Everding v. Skrijel marks the first word from the Ontario Court of Appeal on how the Limitations Act, 2002 applies to the statutory criteria for recovery in an auto claim under the Insurance Act.

Ms. Everding was involved in a motor vehicle accident on May 24, 2000. She experienced immediate pain from the base of her skull to her left shoulder-blade. She consulted her family doctor and over the years following the accident underwent various therapies, including physiotherapy, massage therapy, chiropractic treatment, painkillers and anti-depressants. She reportedly experienced significant improvement of her symptoms to 80% of normal within the first year and a half after the accident. She also obtained employment where she advanced over the years after the accident. In May 2001, she consulted a lawyer, who advised her that she did not have a case, since her injury would not meet the “threshold”. Despite her progress, Ms. Everding continued to complain of pain. She was diagnosed by her family doctor in May 2004 as suffering from a chronic pain condition. An MRI scan done in March 2006 revealed a disc bulge at two locations in Ms. Everding’s spine.

Ms. Everding did not start on action to recover for the injuries arising from the May 2000 motor vehicle accident until August 1, 2007, over 7 years later. The defendant brought a motion for summary judgment on the basis that the action was statute-barred under the Limitations Act, 2002. Summary judgment was granted at first instance, but was reversed on appeal at (2010) 100 O.R. 3rd 641 (C.A.).

The Court hearing the summary judgment motion was asked to consider the application of the Limitations Act, 2002; the discoverability principle; and “threshold” under section 267.5 of the Insurance Act applicable to automobile accidents.

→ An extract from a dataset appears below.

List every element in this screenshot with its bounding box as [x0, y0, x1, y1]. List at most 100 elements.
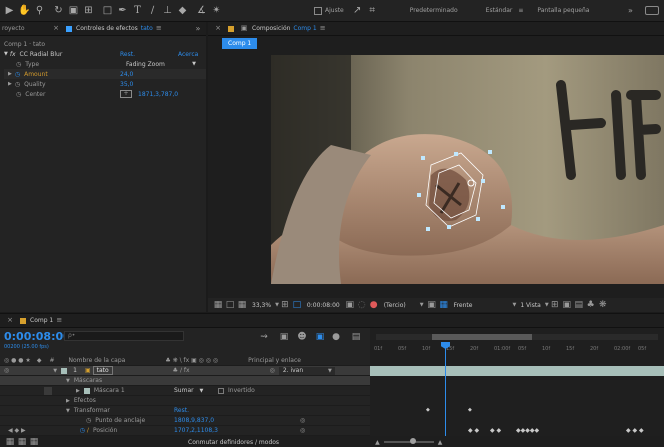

The Limitations Act, 2002 provides that, with some limited exceptions, the basic limitation period is two years. The two year limitation period runs from the date a claim is discovered: essentially, the date on which the plaintiff reasonably discovered his or her injury, the wrong which caused that injury, and the identity of the wrongdoer. This discoverability principle is now codified in section 5 of the Limitations Act.

The “threshold” under Section 267.5 of the Insurance Act prevents a person from bringing a tort action in relation to a motor vehicle accident unless he or she can demonstrate a permanent serious disfigurement or impairment of an important physical, mental or psychological function. Further, even if a person meets the “threshold,” the injured person’s non-pecuniary damages are subject to a monetary deductible (for an accident arising on May 24, 2000 that deductible would be $15,000.00, that deductible has since been raised in accidents occurring after October 1, 2003 to $30,000.00).

At the summary judgment motion, the defendant argued that, on the basis of the discoverability principle, the limitation period for Ms. Everding started to run, at the latest, in May 2004, when her family doctor diagnosed her as suffering from chronic pain, if not earlier. The plaintiff argued that the limitation period did not begin to run until March 2006, when she received the results of her MRI scan. The motion judge agreed with the defendant’s position and granted summary judgment on the basis that the plaintiff had not commenced her action within the two years following her diagnosis with chronic pain. The plaintiff appealed this decision.

The Court of Appeal set aside the summary judgment. While the motion judge did consider the application of the “threshold” to this matter, he did not specifically consider the date upon which the plaintiff would have been aware that her claim could surpass the $15,000.00 deductible for nonpecuniary damages applicable to her claim. The Court of Appeal felt that the motion judge’s failure to consider the $15,000.00 deductible constituted a reversible error and set aside the summary judgment.

The Court of Appeal’s decision suggests that, in motor vehicle accident cases, discoverability must be assessed from the date that the plaintiff realizes or becomes aware that he or she meets the “threshold” for damages under the Insurance Act, and, in addition, the date on which the plaintiff realizes or becomes aware that his or her injury exceeds the statutory deductible.